El Club de la Lucha (estados de opinión)

El Club de la Lucha (estados de opinión)
abril 24
15:58 2014

Oír no es escuchar y hablar no es decir ni mucho menos comunicar. Se toman por sinónimos cosas que no lo son. Y comienzan las descalificaciones. Para opinar sobre algo primero hay que tener una “opinión”, y eso hoy se cree cualquier cosa. La mayoría de la gente lo desconoce, pero no sabe que lo desconoce. Es el gran triunfo estúpido de la educación masiva, la horizontalización y el igualitarismo positivista de la ilustración. Todo el mundo se cree con una ¿cultura? y con derecho a expresarla.

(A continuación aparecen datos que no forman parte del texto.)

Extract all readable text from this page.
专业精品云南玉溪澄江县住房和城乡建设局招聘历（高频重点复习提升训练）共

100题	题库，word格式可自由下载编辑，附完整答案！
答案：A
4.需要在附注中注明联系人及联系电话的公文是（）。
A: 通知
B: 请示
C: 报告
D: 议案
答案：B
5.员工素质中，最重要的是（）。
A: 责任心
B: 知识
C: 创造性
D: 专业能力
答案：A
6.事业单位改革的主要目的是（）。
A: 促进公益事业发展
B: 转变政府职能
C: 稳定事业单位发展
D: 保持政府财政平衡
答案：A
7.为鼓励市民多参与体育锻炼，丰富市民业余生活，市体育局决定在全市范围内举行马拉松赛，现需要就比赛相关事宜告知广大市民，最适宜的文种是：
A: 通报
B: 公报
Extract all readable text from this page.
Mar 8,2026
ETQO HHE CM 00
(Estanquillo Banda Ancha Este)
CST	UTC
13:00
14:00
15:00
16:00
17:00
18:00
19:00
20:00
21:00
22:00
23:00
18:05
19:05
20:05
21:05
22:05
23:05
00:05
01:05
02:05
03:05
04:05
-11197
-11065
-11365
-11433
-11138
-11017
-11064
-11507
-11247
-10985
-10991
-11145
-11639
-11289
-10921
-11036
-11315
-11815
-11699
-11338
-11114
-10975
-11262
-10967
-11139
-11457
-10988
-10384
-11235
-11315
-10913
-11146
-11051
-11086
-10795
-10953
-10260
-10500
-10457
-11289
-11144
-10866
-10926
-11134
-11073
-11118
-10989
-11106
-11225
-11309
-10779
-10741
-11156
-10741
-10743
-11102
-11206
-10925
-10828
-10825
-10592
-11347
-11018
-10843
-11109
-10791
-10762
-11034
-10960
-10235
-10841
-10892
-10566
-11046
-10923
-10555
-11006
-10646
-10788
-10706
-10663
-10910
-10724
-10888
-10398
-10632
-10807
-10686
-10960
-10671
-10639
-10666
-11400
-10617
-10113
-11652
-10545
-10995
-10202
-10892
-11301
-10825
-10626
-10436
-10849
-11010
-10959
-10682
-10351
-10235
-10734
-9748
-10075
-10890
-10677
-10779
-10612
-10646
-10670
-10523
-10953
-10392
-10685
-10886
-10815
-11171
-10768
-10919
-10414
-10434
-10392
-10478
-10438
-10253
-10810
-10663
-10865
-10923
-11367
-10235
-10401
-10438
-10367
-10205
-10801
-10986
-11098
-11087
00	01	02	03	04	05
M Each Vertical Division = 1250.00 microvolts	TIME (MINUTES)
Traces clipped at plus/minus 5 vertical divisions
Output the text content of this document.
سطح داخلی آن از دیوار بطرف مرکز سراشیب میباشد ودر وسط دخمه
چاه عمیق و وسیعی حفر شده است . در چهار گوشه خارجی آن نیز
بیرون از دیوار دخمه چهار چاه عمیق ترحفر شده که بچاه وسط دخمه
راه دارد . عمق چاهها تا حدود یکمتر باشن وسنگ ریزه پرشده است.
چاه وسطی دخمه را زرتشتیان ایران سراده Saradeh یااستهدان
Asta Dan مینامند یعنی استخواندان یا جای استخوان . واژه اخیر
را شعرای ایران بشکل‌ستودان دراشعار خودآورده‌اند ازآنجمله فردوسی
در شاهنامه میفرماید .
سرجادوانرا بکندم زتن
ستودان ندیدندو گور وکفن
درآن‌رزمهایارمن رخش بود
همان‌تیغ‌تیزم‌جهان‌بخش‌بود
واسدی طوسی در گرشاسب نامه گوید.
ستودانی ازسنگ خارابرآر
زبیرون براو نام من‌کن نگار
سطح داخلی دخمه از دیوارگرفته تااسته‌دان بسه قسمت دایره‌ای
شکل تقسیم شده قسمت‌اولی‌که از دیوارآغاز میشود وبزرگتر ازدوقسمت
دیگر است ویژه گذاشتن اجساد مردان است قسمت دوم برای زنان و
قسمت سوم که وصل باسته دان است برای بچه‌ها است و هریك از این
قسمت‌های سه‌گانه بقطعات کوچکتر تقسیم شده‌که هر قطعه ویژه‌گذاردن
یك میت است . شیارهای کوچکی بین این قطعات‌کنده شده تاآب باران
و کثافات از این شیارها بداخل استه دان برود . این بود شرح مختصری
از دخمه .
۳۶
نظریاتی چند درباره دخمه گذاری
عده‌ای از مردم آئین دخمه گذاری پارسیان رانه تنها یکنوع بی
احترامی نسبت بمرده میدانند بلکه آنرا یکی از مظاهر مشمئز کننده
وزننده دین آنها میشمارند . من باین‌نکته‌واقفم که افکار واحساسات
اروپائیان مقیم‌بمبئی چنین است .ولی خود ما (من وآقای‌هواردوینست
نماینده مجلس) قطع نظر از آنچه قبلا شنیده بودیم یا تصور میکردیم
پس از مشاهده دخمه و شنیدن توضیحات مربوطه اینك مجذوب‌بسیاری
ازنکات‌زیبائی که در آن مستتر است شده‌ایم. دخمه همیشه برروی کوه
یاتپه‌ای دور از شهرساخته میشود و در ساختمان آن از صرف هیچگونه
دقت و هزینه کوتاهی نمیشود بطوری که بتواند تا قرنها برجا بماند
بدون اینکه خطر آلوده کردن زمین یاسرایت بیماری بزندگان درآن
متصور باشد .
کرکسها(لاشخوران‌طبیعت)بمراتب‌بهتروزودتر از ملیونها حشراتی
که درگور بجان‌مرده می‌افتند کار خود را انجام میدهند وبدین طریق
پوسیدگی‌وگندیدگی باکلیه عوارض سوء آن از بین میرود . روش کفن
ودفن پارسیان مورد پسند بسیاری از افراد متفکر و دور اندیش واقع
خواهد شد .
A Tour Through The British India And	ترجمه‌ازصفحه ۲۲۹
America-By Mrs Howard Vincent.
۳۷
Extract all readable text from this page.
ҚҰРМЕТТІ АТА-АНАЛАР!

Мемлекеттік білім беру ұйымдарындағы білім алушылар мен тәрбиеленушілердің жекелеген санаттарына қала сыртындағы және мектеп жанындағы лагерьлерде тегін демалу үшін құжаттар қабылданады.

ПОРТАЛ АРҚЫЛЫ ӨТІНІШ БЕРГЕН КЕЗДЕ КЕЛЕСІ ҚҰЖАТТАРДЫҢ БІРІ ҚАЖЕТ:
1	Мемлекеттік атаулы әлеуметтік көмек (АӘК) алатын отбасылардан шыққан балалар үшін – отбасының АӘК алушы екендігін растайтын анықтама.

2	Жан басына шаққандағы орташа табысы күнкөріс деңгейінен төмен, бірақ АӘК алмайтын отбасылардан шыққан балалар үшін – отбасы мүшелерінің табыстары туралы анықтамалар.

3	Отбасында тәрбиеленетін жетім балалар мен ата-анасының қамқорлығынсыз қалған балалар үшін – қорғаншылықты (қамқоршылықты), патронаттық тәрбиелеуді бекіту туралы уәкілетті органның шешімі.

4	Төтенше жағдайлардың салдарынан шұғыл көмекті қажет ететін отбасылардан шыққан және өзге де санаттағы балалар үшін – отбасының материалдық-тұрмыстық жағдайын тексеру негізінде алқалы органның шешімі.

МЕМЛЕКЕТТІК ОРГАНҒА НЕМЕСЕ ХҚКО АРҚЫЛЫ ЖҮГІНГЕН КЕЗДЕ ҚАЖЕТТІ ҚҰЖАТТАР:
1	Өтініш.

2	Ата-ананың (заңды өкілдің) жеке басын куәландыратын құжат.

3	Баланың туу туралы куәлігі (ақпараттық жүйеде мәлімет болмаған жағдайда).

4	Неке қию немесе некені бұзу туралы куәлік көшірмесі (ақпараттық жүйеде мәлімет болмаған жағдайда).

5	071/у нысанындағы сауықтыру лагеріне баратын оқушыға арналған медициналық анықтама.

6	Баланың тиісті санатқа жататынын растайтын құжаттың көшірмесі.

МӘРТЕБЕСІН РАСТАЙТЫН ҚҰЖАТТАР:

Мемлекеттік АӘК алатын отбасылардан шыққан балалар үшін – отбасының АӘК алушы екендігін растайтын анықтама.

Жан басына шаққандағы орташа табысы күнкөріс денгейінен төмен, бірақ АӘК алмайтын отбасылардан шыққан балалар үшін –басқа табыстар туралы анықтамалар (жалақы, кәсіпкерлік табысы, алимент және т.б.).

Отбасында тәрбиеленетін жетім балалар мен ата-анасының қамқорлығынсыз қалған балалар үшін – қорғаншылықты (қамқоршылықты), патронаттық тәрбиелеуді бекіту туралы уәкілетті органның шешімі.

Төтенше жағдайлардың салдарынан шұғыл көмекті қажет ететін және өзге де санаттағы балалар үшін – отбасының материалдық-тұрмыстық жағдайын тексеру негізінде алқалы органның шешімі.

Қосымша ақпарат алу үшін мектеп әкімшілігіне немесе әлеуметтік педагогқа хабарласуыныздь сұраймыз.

El derecho a decir tu estupidez es lo que llamamos hoy “libertad de expresión”. El derecho de joderle la vida al otro públicamente plus peores amarillismos, incluso de la prensa de la víscera, eufemísticamente llamada “especializada” con total impunidad. Desde una psicología borreguil domesticada y “democrática”. Un animalito doméstico educado para tragarse todo lo que le echen.

Hemos de volver al sable, al sacro-fasere (sacrificio), al grito –como decía Antonin Artaud–, a la herida. No hay que temerle al curtido gaznatón, ni privado ni público. El rastro de sangre en los muros no siempre mantiene a raya a los imbéciles. A no ser que se quiera tener una vida irresponsable, apendejada y anodina (disculpando la dureza de la frase).

Crecer es eso. Ser responsable, aprender a verlo.

Con los “Agentes Smith” y sus trolls no se puede tener piedad. Esa MatriXXX infinita de la estupidez humana te somete o te aniquila (no hay término medio con ella). Entonces hemos de paliar a CoDazón (com)batiente. Esmerado arte de la esgrima, cuya elegancia gallarda evite (cuando sea posible) su puñalada trapera. Decía Groucho –el único marxismo que aprecio–: “Se puede ser un tonto pero guardar silencio, o hablar y despejar todas las dudas”.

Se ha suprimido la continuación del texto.